With its rounded front and rear ends, V-shaped hood and pronounced, muscular arches above the wheel wells, this may be the best looking Volvo ever. But with all its exterior design changes it still easily recognizable as a Volvo. The V50's most distinctive exterior feature may, however, be the design of the comely hindquarters with its extremely abrupt tail. Even still, the V50 is about two inches longer than the sedan version of this model, the S40. The track and wheelbase have also been extended and this puts a wheel virtually at each corner. This wheel-at-each-corner design has a great deal of appeal to the current generation of car buyers, which combines buff athleticism with sensuality. The terrific chassis is shared with the new Mazda3 and the C-Max, a European version of the 2005 Focus. Both of these are at least $10K cheaper than a comparably equipped V50. Know what? Even though the other two are terrific automobiles, the V50 looks, feels and drives like it's worth the extra coin. Class leading safety and environmental features come standard with every Volvo.
In the Driver's Seat
The V50's interior offers a revolutionary new design, highlighted by the ultra-slim floating center console. While I loved the extra-thick wood rim steering wheel with leather grips at the 3 and 9 o'clock positions, high performance drivers would probably prefer a full leather wheel. But forget performance, this interior design is for the stylish transport of the mid-level exec types who want to exhibit just a soupcon of environmental awareness. The rear doors of the V50 wagon have a square cut out that allow much easier access than sloped cut outs of the S40 variation. Thanks to its extended roof line, the rear seat passengers have more headroom and better visibility than in the S40. If adults will be riding in the back seat, they'll be happier in the V50. I found the fold down mechanism for the second row seats in the V50 a bit awkward because the seat cushion must be folded forward before the seat back can be lowered. Also, one frets in a way totally foreign to a Japanese car owner when the power mirror briefly refuses to move (it was frozen). But, quality control concerns that plagued recent Volvos seem finally to be in the past. So now the V50's interior is a first-rate place to spend time whether as a driver or a passenger.
On the Road
I was fortunate enough to test the T5 all-wheel-drive (AWD) over two weeks where there were measurable amounts of real snow on the ground. With the V50 delivering power to all four wheels, I had a real hoot tooling around in the white stuff. I actually drove around looking for steep hills with deep snow and ice in order to stop on the steepest section and then floor the gas pedal. The V50 would take off like it was on dry gravel -- it was a great feeling of control! The electronic stability and traction control (DSTC, standard on the T5 AWD) was almost impossible to beat. The new V50 and its sister S40 sedan are powered by the first of a new generation of low-friction 5-cylinder engines that are considerably lighter and more compact than previous engines of the same displacement. My V50 T5 AWD came with the turbocharged 2.5L (putting out 218hp and 236 ft-lbs of torque) and a 6-speed manual shifter. I'm not normally a fan of 6-speed manuals but in combination with the T5's huge torque, this one was a delight to play with. Nor am I always a fan of turbos, but the T5 came on so subtly and seemed never to lag. A purist would, however, expect the steering to be more on center since the V50 T5 is, after all, a sporty automobile.

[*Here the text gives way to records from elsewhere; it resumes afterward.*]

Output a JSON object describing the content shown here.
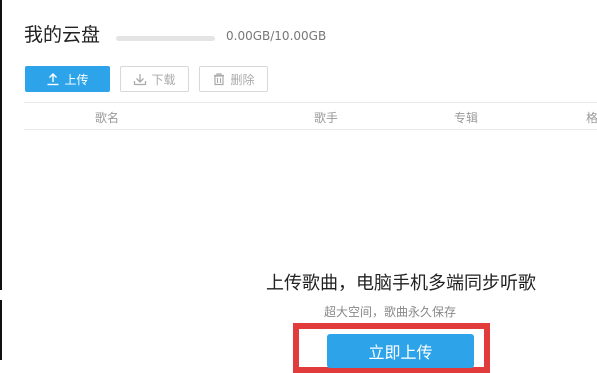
{
  "page": {
    "title": "我的云盘",
    "capacity": {
      "used": "0.00GB",
      "total": "10.00GB",
      "text": "0.00GB/10.00GB",
      "fraction_used": 0.0
    }
  },
  "toolbar": {
    "upload_label": "上传",
    "download_label": "下载",
    "delete_label": "删除"
  },
  "table": {
    "columns": [
      "歌名",
      "歌手",
      "专辑",
      "格"
    ]
  },
  "empty_state": {
    "title": "上传歌曲，电脑手机多端同步听歌",
    "subtitle": "超大空间，歌曲永久保存",
    "button_label": "立即上传"
  },
  "colors": {
    "accent": "#2da4ea",
    "highlight": "#e23b3b"
  },
  "icons": {
    "upload": "upload-icon",
    "download": "download-icon",
    "delete": "trash-icon"
  }
}
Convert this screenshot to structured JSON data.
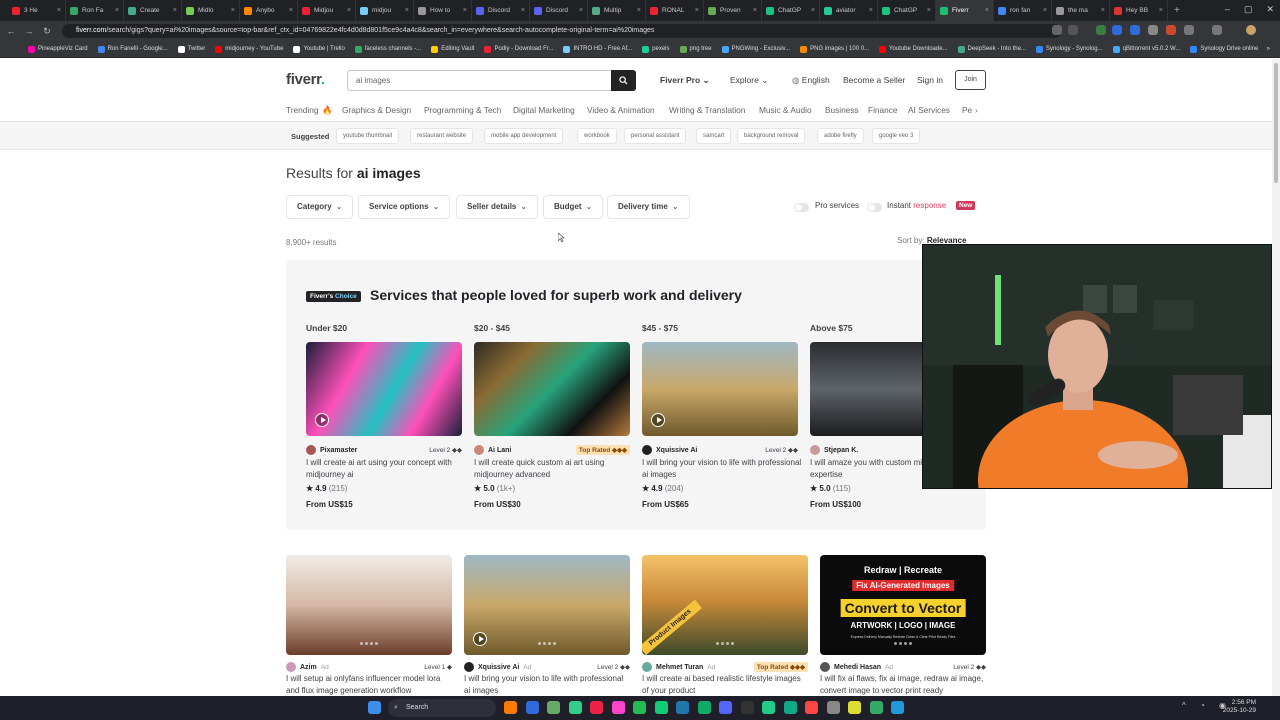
{
  "browser": {
    "tabs": [
      "3 He",
      "Ron Fa",
      "Create",
      "Midlo",
      "Anybo",
      "Midjou",
      "midjou",
      "How to",
      "Discord",
      "Discord",
      "Multip",
      "RONAL",
      "Proven",
      "ChatGP",
      "aviator",
      "ChatGP",
      "Fiverr",
      "ron fan",
      "the ma",
      "Hey BB"
    ],
    "active_tab_index": 16,
    "url_host": "fiverr.com",
    "url_path": "/search/gigs?query=ai%20images&source=top-bar&ref_ctx_id=04769822e4fc4d0d8d801f5ce9c4a4c8&search_in=everywhere&search-autocomplete-original-term=ai%20images",
    "bookmarks": [
      "PineappleViz Card",
      "Ron Fanelli - Google...",
      "Twitter",
      "midjourney - YouTube",
      "Youtube | Trello",
      "faceless channels -...",
      "Editing Vault",
      "Podly - Download Fr...",
      "INTRO HD - Free Af...",
      "pexels",
      "png tree",
      "PNGWing - Exclusiv...",
      "PNG images | 100 0...",
      "Youtube Downloade...",
      "DeepSeek - Into the...",
      "Synology - Synolog...",
      "qBittorrent v5.0.2 W...",
      "Synology Drive online"
    ]
  },
  "header": {
    "logo": "fiverr",
    "logo_dot": ".",
    "search_value": "ai images",
    "nav": [
      "Fiverr Pro",
      "Explore",
      "English",
      "Become a Seller",
      "Sign in"
    ],
    "join": "Join"
  },
  "categories": [
    "Trending",
    "Graphics & Design",
    "Programming & Tech",
    "Digital Marketing",
    "Video & Animation",
    "Writing & Translation",
    "Music & Audio",
    "Business",
    "Finance",
    "AI Services",
    "Pe"
  ],
  "suggested": {
    "label": "Suggested",
    "chips": [
      "youtube thumbnail",
      "restaurant website",
      "mobile app development",
      "workbook",
      "personal assistant",
      "samcart",
      "background removal",
      "adobe firefly",
      "google veo 3"
    ]
  },
  "results": {
    "prefix": "Results for",
    "query": "ai images",
    "filters": [
      "Category",
      "Service options",
      "Seller details",
      "Budget",
      "Delivery time"
    ],
    "pro_services": "Pro services",
    "instant_a": "Instant",
    "instant_b": "response",
    "new_badge": "New",
    "count": "8,900+ results",
    "sort_label": "Sort by:",
    "sort_value": "Relevance"
  },
  "choice": {
    "badge_a": "Fiverr's",
    "badge_b": "Choice",
    "title": "Services that people loved for superb work and delivery",
    "cards": [
      {
        "range": "Under $20",
        "seller": "Pixamaster",
        "level": "Level 2 ◆◆",
        "text": "I will create ai art using your concept with midjourney ai",
        "rating": "4.9",
        "reviews": "(215)",
        "price": "From US$15"
      },
      {
        "range": "$20 - $45",
        "seller": "Ai Lani",
        "level": "Top Rated ◆◆◆",
        "text": "I will create quick custom ai art using midjourney advanced",
        "rating": "5.0",
        "reviews": "(1k+)",
        "price": "From US$30"
      },
      {
        "range": "$45 - $75",
        "seller": "Xquissive Ai",
        "level": "Level 2 ◆◆",
        "text": "I will bring your vision to life with professional ai images",
        "rating": "4.9",
        "reviews": "(204)",
        "price": "From US$65"
      },
      {
        "range": "Above $75",
        "seller": "Stjepan K.",
        "level": "",
        "text": "I will amaze you with custom midjourney ai expertise",
        "rating": "5.0",
        "reviews": "(115)",
        "price": "From US$100"
      }
    ]
  },
  "grid": [
    {
      "seller": "Azim",
      "ad": "Ad",
      "level": "Level 1 ◆",
      "text": "I will setup ai onlyfans influencer model lora and flux image generation workflow"
    },
    {
      "seller": "Xquissive Ai",
      "ad": "Ad",
      "level": "Level 2 ◆◆",
      "text": "I will bring your vision to life with professional ai images"
    },
    {
      "seller": "Mehmet Turan",
      "ad": "Ad",
      "level": "Top Rated ◆◆◆",
      "text": "I will create ai based realistic lifestyle images of your product",
      "img_label": "Product Images"
    },
    {
      "seller": "Mehedi Hasan",
      "ad": "Ad",
      "level": "Level 2 ◆◆",
      "text": "I will fix ai flaws, fix ai image, redraw ai image, convert image to vector print ready",
      "img_lines": [
        "Redraw | Recreate",
        "Fix AI-Generated Images",
        "Convert to Vector",
        "ARTWORK | LOGO | IMAGE",
        "Express Delivery   Manually Redraw   Clean & Clear   Print Ready Files"
      ]
    }
  ],
  "taskbar": {
    "search": "Search",
    "time": "2:56 PM",
    "date": "2025-10-29"
  }
}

The interior of the V50 is a joy to spend time in. The seats are superb and the elegantly spare dash and center console remind one of those high-end electronics shops that specialize in Bang & Olufsen. My snow experience really sold me on the benefits of AWD (and good tires). If I lived in a place that gets lots of snow I'd consider buying AWD even though the extra weight and friction exacts a considerable fuel economy penalty in normal driving conditions. As always, Volvo has made occupant safety and conservation a priority. However, even with the sophisticated T5 engine, it does not offer the rocket-like performance of some of its similarly priced competitors. Volvo intends to sell only 10,000 V50s per year in the U.S. So while Volvo managed to successfully combine bigger and better, they're being careful with more. So if you manage to get your hands on a V50 you'll probably be the only V50 owner in your neighborhood. And it'll be up to you to show that the V50 is a delightful, completely contemporary, even luxurious automobile.